Petr Weber

his is a photograph of me at the age of one and a half. Judging by my age, this photo was most likely taken still in Bochnia, where I lived during the war with my real parents. But I don't know much about it.

I'd say that my life story is a bit on the blurry side. It's not even completely clear to me, because I got it from various places second-hand, and that only much later. I found out a lot from my uncle, Schlomo Königsberg, who was the brother of my mother, Lola Königsberg, married name Preiss, and from her sisters Toshka and Esther. These three were the only members of my original family to survive. I later met up with them in Israel.
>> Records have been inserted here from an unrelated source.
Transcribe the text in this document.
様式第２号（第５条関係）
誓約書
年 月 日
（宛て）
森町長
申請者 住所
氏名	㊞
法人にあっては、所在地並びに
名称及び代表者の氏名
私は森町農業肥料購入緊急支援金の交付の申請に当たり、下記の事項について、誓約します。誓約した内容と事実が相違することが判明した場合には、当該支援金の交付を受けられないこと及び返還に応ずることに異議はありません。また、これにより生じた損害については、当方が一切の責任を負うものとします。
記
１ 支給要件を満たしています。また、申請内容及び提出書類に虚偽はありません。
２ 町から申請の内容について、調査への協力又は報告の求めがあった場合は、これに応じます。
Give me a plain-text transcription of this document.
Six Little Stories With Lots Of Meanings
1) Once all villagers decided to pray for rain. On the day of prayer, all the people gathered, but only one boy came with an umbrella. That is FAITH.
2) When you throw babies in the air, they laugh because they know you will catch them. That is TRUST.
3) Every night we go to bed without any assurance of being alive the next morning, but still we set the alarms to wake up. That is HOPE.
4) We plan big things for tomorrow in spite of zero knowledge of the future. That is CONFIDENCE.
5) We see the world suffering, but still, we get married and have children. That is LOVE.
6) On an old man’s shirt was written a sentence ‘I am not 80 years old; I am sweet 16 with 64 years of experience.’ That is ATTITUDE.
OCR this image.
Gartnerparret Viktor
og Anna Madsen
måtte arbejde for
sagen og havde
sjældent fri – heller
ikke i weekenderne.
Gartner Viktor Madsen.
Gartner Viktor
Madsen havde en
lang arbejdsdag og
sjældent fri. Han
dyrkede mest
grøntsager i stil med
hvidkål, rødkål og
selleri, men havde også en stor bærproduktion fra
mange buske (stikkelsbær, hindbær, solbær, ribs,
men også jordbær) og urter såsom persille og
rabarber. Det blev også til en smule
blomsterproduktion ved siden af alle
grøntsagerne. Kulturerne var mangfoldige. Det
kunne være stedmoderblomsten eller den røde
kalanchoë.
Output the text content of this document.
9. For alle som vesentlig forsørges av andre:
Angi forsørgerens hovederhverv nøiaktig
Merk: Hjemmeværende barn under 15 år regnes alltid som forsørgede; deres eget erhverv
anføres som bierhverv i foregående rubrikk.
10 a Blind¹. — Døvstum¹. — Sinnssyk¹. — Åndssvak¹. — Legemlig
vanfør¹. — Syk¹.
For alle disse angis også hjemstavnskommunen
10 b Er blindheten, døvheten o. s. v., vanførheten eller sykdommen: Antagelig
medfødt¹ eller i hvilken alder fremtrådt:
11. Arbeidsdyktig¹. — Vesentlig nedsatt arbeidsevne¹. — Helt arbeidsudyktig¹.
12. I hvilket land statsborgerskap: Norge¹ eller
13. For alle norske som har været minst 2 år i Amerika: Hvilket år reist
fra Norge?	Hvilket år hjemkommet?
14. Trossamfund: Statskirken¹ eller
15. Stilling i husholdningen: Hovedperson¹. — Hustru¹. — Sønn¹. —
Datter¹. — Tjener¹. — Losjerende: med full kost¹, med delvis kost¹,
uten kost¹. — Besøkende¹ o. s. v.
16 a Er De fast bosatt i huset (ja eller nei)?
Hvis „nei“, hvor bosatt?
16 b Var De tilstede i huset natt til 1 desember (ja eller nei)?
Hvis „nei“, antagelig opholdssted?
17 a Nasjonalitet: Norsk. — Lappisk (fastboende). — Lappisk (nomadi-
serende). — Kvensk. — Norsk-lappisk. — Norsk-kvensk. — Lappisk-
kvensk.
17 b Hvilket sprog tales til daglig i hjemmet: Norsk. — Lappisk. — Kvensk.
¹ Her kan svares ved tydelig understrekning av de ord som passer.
This is how it is, more or less: in 1942, when I was born, my parents Lola Preiss and Aaron Preiss - both Polish Jews - were already imprisoned in the concentration camp in Bochnia. It wasn't an extermination camp, but likely a certain type of ghetto where local Jews were concentrated before being sent to the places of "final solution", like Auschwitz and other camps to the east. So that's where I was born. We were all together until 1944, when a certain group of people managed to escape from that camp, among which was also my uncle [Schlomo Königsberg], at that time a young lad of seventeen. And they took me, a two-year-old child, with them. My parents stayed there. On the way through the Slovak State, my uncle left me in the care of one Jewish family in Liptovsky Mikulas, that was in 1944. There I was discovered by the daughter of my later adoptive parents. My adoptive father was 50 years older than I. That's why I don't know much about my grandparents, neither my own nor my adoptive ones.